Autant il est illusoire d’arrêter un ouragan en activité, autant il est impensable que s’estompe, aussi brusquement que brutalement, la mémoire d’un grand homme.
La leçon positive que je peux, à ce jour, tirer de ce sombre épisode de notre vie politique, c’est que, même physiquement disparus, les grands esprits continuent toujours d’agir.
De ce fait, l’histoire de ce pays retiendra qu’il aura fallu plus de deux ans pour faire le deuil de l’opposant le plus emblématique de ce pays. Ce phénomène, pour le moins extraordinaire, nous fournit par la même occasion quantité d’enseignements sur le caractère exceptionnel de cet homme d’Etat.
Qui l’aurait cru et imaginé?
Personne n’avait prévu cette séquence, ni vu venir le coup du maître.
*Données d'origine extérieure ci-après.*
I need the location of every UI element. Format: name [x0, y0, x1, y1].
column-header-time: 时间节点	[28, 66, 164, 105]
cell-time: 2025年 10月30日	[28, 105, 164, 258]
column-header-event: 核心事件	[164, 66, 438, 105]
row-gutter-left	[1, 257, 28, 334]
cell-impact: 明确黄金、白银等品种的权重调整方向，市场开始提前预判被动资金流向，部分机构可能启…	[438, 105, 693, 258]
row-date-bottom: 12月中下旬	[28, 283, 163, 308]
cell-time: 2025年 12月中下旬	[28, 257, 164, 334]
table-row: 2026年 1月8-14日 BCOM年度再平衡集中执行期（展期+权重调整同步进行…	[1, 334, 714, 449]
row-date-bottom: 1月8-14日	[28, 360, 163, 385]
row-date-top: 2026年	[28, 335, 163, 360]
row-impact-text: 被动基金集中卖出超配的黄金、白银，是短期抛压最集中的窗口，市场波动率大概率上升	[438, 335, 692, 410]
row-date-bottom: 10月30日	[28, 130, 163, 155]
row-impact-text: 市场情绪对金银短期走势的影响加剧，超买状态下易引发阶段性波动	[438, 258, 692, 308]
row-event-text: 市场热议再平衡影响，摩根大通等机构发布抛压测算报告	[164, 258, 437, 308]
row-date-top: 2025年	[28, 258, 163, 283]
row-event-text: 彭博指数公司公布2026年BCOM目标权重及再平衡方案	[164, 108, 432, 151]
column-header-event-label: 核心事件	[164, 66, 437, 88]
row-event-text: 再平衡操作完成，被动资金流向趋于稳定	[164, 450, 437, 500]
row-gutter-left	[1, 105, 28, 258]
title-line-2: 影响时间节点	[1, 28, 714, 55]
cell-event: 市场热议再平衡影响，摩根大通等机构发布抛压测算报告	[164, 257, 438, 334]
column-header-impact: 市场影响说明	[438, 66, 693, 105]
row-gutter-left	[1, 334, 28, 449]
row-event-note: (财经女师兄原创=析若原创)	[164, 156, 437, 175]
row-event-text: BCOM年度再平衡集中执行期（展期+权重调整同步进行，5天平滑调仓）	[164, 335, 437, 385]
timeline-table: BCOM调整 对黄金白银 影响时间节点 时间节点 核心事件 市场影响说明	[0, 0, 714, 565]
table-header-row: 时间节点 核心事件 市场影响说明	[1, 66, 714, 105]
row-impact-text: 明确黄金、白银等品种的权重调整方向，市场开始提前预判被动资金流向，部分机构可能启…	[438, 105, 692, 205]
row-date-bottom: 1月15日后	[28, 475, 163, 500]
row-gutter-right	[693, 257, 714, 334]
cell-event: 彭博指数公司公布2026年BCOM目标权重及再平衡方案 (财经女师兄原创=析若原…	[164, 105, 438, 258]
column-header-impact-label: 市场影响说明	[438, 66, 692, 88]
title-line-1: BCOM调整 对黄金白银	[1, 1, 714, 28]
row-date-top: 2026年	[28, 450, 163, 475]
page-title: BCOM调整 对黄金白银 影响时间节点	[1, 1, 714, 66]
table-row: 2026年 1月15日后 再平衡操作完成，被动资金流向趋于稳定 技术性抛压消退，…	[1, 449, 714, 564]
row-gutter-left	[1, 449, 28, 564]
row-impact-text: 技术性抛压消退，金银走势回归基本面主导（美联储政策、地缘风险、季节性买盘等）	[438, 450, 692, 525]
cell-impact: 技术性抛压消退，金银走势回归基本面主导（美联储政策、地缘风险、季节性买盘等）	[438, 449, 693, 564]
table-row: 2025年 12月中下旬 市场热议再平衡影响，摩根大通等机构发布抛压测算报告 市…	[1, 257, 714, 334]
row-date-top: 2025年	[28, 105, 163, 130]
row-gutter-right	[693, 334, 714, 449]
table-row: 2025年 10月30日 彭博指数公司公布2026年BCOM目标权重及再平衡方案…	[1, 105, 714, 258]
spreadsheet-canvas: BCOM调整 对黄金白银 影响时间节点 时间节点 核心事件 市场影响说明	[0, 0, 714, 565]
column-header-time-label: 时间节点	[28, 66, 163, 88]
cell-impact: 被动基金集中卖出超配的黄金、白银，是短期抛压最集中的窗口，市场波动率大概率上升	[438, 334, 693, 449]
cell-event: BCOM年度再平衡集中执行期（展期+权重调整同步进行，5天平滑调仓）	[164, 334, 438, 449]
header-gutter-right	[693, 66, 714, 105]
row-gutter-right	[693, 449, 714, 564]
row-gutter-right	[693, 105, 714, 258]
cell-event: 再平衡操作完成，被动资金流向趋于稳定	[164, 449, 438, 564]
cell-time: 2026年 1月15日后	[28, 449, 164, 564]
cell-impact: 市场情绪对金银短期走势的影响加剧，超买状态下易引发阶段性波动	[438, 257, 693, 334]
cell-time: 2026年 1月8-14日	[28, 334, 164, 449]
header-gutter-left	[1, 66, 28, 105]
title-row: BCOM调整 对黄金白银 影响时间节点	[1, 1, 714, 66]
Aussitôt sa disparition annoncée, aussitôt l’esprit du Sphinx de Limete s’est mis à réécrire, tel un grand maître d’orchestre, sa propre partition.
Un concerto conçu de telle sorte qu’aucune influence politique n’en falsifie ni ne dénature les précieuses notes.
En dépit de nos attentes douloureuses, de nos questionnements légitimes et de nos tergiversations inexplicables, la force était à la nature et la nature était aux commandes.
Voici enfin le moment pour nous de poser un acte fort, juste et historique en mémoire de celui dont nous saluons le combat politique.
A ce titre, nous sommes à la fois reconnaissants et fiers.
Oui, le Congo profond, dans ce qu’il a de plus noble, dans ce qu’il a de plus naturel et sincère se réunit symboliquement en ce haut lieu sportif pour enfin communier, comme un seul homme, avec l’instant présent.
Faisant fi de nos diversités culturelles, oubliant pour un temps nos adversités philosophiques et politiques, nous témoignons ce jour, de façon grandiose, notre infinie reconnaissance à ce grand homme de cœur, à ce grand homme d’Etat.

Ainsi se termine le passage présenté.